I cannot imagine how the existence of 350,000 species of beetles counts as evidence against God having created living things. Recounting all the ways in which coleopterans are useful and important to their various ecosystems is a task of which no one (but the Creator Himself) is capable. Beetles are found in virtually every ecosystem where any living things are found. They are prey, predator, parasite, symbiont, decomposer, scavenger, garbageman. Open up a rotting log, a decomposing carcass, or a week-old cowpie and you'll find beetles busy at work, in greater numbers and variety than flies or any other creature. Forests, deserts, ponds, tidal flats, arctic tundra, mountain streams, and every other life zone on Earth (with the exception of deep oceans) are home to beetles, every species of which is perfectly adapted for its time and place and role.

Maybe Haldane and Harris don't like beetles. They certainly don't speak as experts who understand (or have given even a moment's thought to) them or their place in the amazing pageant of life that makes Earth such a fascinating--indeed, unique--place.
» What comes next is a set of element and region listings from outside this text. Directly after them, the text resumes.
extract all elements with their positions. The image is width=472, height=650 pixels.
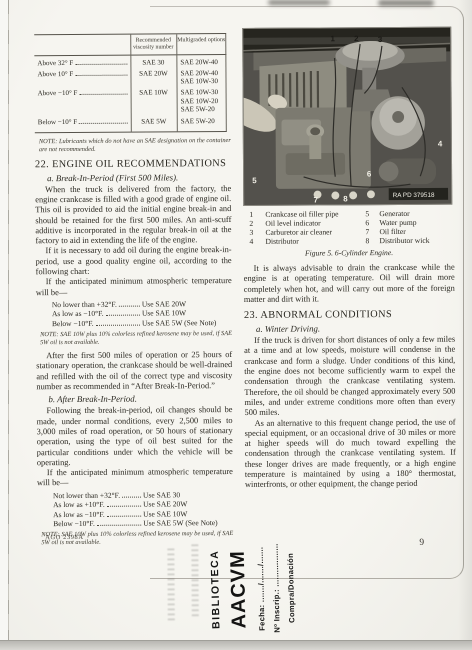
callout-6: 6	[367, 169, 372, 178]
stamp-library-word: BIBLIOTECA	[209, 550, 223, 629]
temp-range: Above −10° F	[38, 89, 78, 98]
chart-condition: Below −10°F.	[53, 519, 95, 529]
dot-leader	[122, 496, 141, 497]
chart-condition: Not lower than +32°F.	[53, 490, 120, 500]
photo-credit: RA PD 379518	[393, 192, 435, 199]
chart-condition: No lower than +32°F.	[52, 300, 117, 310]
section-22-heading: 22. ENGINE OIL RECOMMENDATIONS	[35, 158, 231, 170]
viscosity-value: SAE 20W	[130, 69, 176, 78]
page-number: 9	[419, 538, 424, 548]
table-rule	[225, 34, 227, 131]
kerosene-note: NOTE: SAE 10W plus 10% colorless refined…	[40, 330, 232, 347]
generator	[379, 158, 437, 184]
stamp-inscription-line: Nº Inscrip.: ..................	[271, 544, 282, 633]
table-header-blank	[34, 35, 130, 56]
chart-condition: As low as −10°F.	[53, 509, 105, 519]
stamp-acquisition-line: Compra/Donación	[286, 553, 297, 623]
chart-recommendation: Use SAE 5W (See Note)	[142, 318, 232, 328]
stamp-date-line: Fecha: ......./......./.......	[256, 547, 267, 631]
library-stamp: BIBLIOTECA AACVM Fecha: ......./......./…	[208, 533, 297, 645]
paragraph: As an alternative to this frequent chang…	[245, 417, 456, 490]
temp-range: Above 10° F	[37, 70, 73, 79]
callout-3: 3	[378, 35, 383, 44]
viscosity-value: SAE 5W	[131, 117, 177, 126]
multigrade-option: SAE 5W-20	[181, 117, 227, 126]
callout-2: 2	[354, 34, 359, 43]
engine-block	[275, 107, 370, 189]
scan-margin-strip	[0, 0, 8, 650]
faint-stamp-mark	[191, 542, 198, 616]
dot-leader	[79, 94, 127, 95]
viscosity-value: SAE 10W	[131, 89, 177, 98]
legend-num: 3	[249, 228, 261, 237]
callout-7: 7	[314, 196, 319, 205]
right-column: 1 2 3 4 5 6 7 8 RA PD 379518 1 Crankcase…	[242, 27, 456, 491]
legend-label: Distributor wick	[379, 236, 454, 245]
legend-num: 5	[365, 209, 375, 218]
dot-leader	[119, 306, 140, 307]
multigrade-option: SAE 5W-20	[181, 106, 227, 115]
dot-leader	[107, 506, 141, 507]
dot-leader	[106, 315, 140, 316]
dot-leader	[75, 74, 127, 75]
page-content: Recommended viscosity number Multigraded…	[0, 0, 472, 650]
dot-leader	[107, 515, 141, 516]
chart-recommendation: Use SAE 30	[143, 490, 233, 500]
legend-label: Generator	[379, 209, 454, 218]
viscosity-value: SAE 30	[130, 58, 176, 67]
paragraph: Following the break-in-period, oil chang…	[36, 405, 232, 468]
legend-num: 6	[365, 218, 375, 227]
paragraph: After the first 500 miles of operation o…	[36, 350, 232, 392]
table-header-viscosity: Recommended viscosity number	[130, 34, 176, 54]
stamp-org-name: AACVM	[227, 550, 252, 629]
legend-label: Water pump	[379, 218, 454, 227]
faint-stamp-mark	[167, 546, 174, 620]
multigrade-option: SAE 10W-20	[181, 97, 227, 106]
multigrade-option: SAE 10W-30	[181, 88, 227, 97]
legend-num: 1	[249, 210, 261, 219]
temp-range: Above 32° F	[37, 58, 73, 67]
photo-credit-label: RA PD 379518	[389, 188, 448, 200]
paragraph: If the anticipated minimum atmospheric t…	[37, 467, 233, 489]
engine-photo: 1 2 3 4 5 6 7 8 RA PD 379518	[242, 27, 452, 206]
section-22b-subheading: b. After Break-In-Period.	[48, 393, 232, 404]
section-22a-subheading: a. Break-In-Period (First 500 Miles).	[47, 172, 231, 183]
table-note: NOTE: Lubricants which do not have an SA…	[39, 137, 231, 154]
dot-leader	[75, 63, 127, 64]
chart-condition: As low as −10°F.	[52, 309, 104, 319]
table-header-multigrade: Multigraded options	[176, 34, 226, 54]
scan-bed-edge	[0, 640, 472, 650]
footer-publication-code: AGO 2398A	[45, 534, 83, 541]
figure-legend: 1 Crankcase oil filler pipe 5 Generator …	[249, 209, 454, 246]
callout-4: 4	[438, 139, 443, 148]
chart-recommendation: Use SAE 20W	[143, 499, 233, 509]
chart-condition: Below −10°F.	[52, 319, 94, 329]
scan-edge-line	[8, 0, 9, 650]
paragraph: When the truck is delivered from the fac…	[35, 184, 231, 247]
callout-5: 5	[252, 176, 257, 185]
legend-num: 4	[249, 237, 261, 246]
scanned-page: Recommended viscosity number Multigraded…	[0, 0, 472, 650]
oil-viscosity-table: Recommended viscosity number Multigraded…	[34, 33, 227, 133]
after-break-in-oil-chart: Not lower than +32°F.Use SAE 30 As low a…	[53, 490, 233, 529]
chart-recommendation: Use SAE 20W	[142, 299, 232, 309]
chart-recommendation: Use SAE 10W	[142, 308, 232, 318]
paragraph: If the truck is driven for short distanc…	[244, 335, 455, 419]
figure-caption: Figure 5. 6-Cylinder Engine.	[244, 248, 455, 258]
multigrade-option: SAE 10W-30	[180, 77, 226, 86]
dot-leader	[97, 525, 141, 526]
section-23-heading: 23. ABNORMAL CONDITIONS	[244, 309, 455, 321]
legend-num: 8	[365, 236, 375, 245]
scan-shadow	[458, 0, 472, 650]
paragraph: If the anticipated minimum atmospheric t…	[36, 276, 232, 298]
section-23a-subheading: a. Winter Driving.	[256, 323, 455, 334]
callout-8: 8	[343, 194, 348, 203]
legend-num: 7	[365, 227, 375, 236]
chart-condition: As low as +10°F.	[53, 500, 105, 510]
chart-recommendation: Use SAE 5W (See Note)	[143, 518, 233, 528]
oil-filter	[371, 96, 425, 150]
legend-label: Oil filter	[379, 227, 454, 236]
multigrade-option: SAE 20W-40	[180, 69, 226, 78]
dot-leader	[96, 324, 140, 325]
multigrade-option: SAE 20W-40	[180, 58, 226, 67]
dot-leader	[79, 122, 128, 123]
legend-label: Distributor	[265, 236, 361, 246]
chart-recommendation: Use SAE 10W	[143, 509, 233, 519]
temp-range: Below −10° F	[38, 118, 77, 127]
left-column: Recommended viscosity number Multigraded…	[34, 33, 233, 552]
legend-num: 2	[249, 219, 261, 228]
callout-1: 1	[330, 34, 335, 43]
paragraph: If it is necessary to add oil during the…	[36, 245, 232, 277]
break-in-oil-chart: No lower than +32°F.Use SAE 20W As low a…	[52, 299, 232, 328]
paragraph: It is always advisable to drain the cran…	[244, 263, 455, 305]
As with the rest of Letter, Harris' rhetoric here turns out to be nothing but empty, ignorant opinion, completely irrelevant to the thesis he is supposed to be supporting.

While we're on the subject, I was thrilled yesterday to discover a species of beetle I had never seen before. It was a largish scarabid beetle, and one would have been tempted to call it a "June Beetle" but for the fact that adults appear to take wing with the first snows of October.

2 comments:

Anonymous said...

Rick,

Thank you for the remider to look for the unspoken premise. Both of these men appear to have axes to grind against God and probably even more precisely, Christianity. They want to jump to the devestating conclusion wihtout doing any of the real work. One wants to eradicate God, the other wants to do the same for creationism. They are not making logical arguments. They are making emotional arguments that make themselves feel better.Sam Harris makes no bones to hide his antipathy for Cristianity. I would not be surprised to learn that they both subscribe to Dawkins view that those of us who believe in God are deluded and dangerous.

David Dore'

Ken said...

It is fascinating that while I mused upon this with regards to likewise statements made by Hitchens there has been commercials on the radio for a local mechanic urging people to have their car brakes serviced as such service is meant to "replace parts that are meant to wear out."

I suppose that car brakes were not designed since they wear out.

Yet, if human designers design parts to wear out why could not an intelligent designer/creator do the same?

This is the same fallacy into which Gould fell so long ago with his critique of the Panda's thumb. How could you criticize a design without knowing its purpose?